Overseas iPhone 3G Review: Great But Not Perfect
Surprise! It's Not Perfect
While my inner gadget-lover is drawn to the iPhone 3G like a magpie to a golf ball, I'm not so enamoured that I can't see the many omissions and imperfections.
Call me old-fashioned but I miss a built-in FM tuner with my MP3 player. Pretty much every other MP3 player ever made has one, why not my iPod?
I also can't record movies using the built in 2-megapixel camera, nor can I send picture messages or make video calls. I can't record voice clips and, worse, I can't even use the iPhone as an external hard drive when it is connected to my computer.
And why can't I use any MP3 I have stored on my iPhone as a ringtone or message alert--what's so hard about that? Bluetooth is supported, but why can't I use a wireless stereo headset with the iPhone? And why on earth isn't Flash supported on the built-in copy of Safari Web browser?
On the Other Hand: Touchscreen
Is a Delight
Aside from a volume control and ringer off/on button on the side, a "lock" button on top, and the central "Home" button on the front, all control of the iPhone is carried out via the touchscreen display.
At 3.5 inches, it's bright and crisp and, as far as touchscreens go, easily the best I've come across. The iPhone's interface is fast and intuitive, offering users an immediacy of response that provides a reassuring sense of accuracy to your inputs. It's all deliciously animated too, scroll through your music, video or photo collections with the swipe of a finger and things keep moving before gradually slowing to a halt, as if by friction.

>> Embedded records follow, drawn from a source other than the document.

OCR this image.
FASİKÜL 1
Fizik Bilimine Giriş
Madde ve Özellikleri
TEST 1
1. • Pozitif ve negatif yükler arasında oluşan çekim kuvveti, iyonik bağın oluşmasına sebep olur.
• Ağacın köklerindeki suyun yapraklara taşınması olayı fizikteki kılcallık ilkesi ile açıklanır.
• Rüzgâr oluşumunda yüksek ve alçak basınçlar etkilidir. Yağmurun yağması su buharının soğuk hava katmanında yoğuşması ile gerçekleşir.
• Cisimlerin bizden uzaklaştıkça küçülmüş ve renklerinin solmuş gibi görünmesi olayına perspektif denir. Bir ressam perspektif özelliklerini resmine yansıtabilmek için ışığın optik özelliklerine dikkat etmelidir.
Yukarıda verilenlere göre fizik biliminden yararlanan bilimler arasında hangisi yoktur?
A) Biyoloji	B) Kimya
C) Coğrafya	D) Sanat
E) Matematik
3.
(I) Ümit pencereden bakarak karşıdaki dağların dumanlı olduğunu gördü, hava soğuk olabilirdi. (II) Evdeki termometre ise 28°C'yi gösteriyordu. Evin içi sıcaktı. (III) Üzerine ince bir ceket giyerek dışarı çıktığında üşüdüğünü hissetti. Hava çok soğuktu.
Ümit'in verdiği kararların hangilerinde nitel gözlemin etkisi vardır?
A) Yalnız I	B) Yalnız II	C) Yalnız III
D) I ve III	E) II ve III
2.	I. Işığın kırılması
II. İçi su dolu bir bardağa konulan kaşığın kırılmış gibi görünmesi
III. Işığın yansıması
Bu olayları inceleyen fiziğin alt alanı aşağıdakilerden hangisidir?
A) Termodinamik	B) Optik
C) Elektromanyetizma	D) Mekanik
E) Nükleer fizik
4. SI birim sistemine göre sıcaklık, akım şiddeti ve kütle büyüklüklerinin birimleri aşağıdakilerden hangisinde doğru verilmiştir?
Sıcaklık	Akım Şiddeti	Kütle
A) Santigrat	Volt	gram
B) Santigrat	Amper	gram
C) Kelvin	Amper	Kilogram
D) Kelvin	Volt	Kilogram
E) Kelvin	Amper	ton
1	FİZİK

The screen is multi-touch, which means you can press different parts of the screen at the same time to perform different functions--a rarity among touch-enabled devices and a feature that opens up a number of opportunities for application developers to get creative in their programming.
Accelerometers inside the iPhone mean that if you turn it on its side, the screen will automatically rotate to display in widescreen. Which is kinda neat. Although my review unit came with no third-party applications installed, Apple PR folk demonstrated a 3D racing game that used the accelerometer to steer. Also neat.
Even though Apple promises the screen is scratch resistant and hard wearing, I couldn't stop myself from cradling the iPhone as if it were a baby bird. It just feels so precious, so utterly dependent on me to care for it, nurture it, love it. Which is a worry, as my mobile phones typically take quite a hammering. Owning an iPhone would require a concerted effort to change my carefree mobile-owning ways.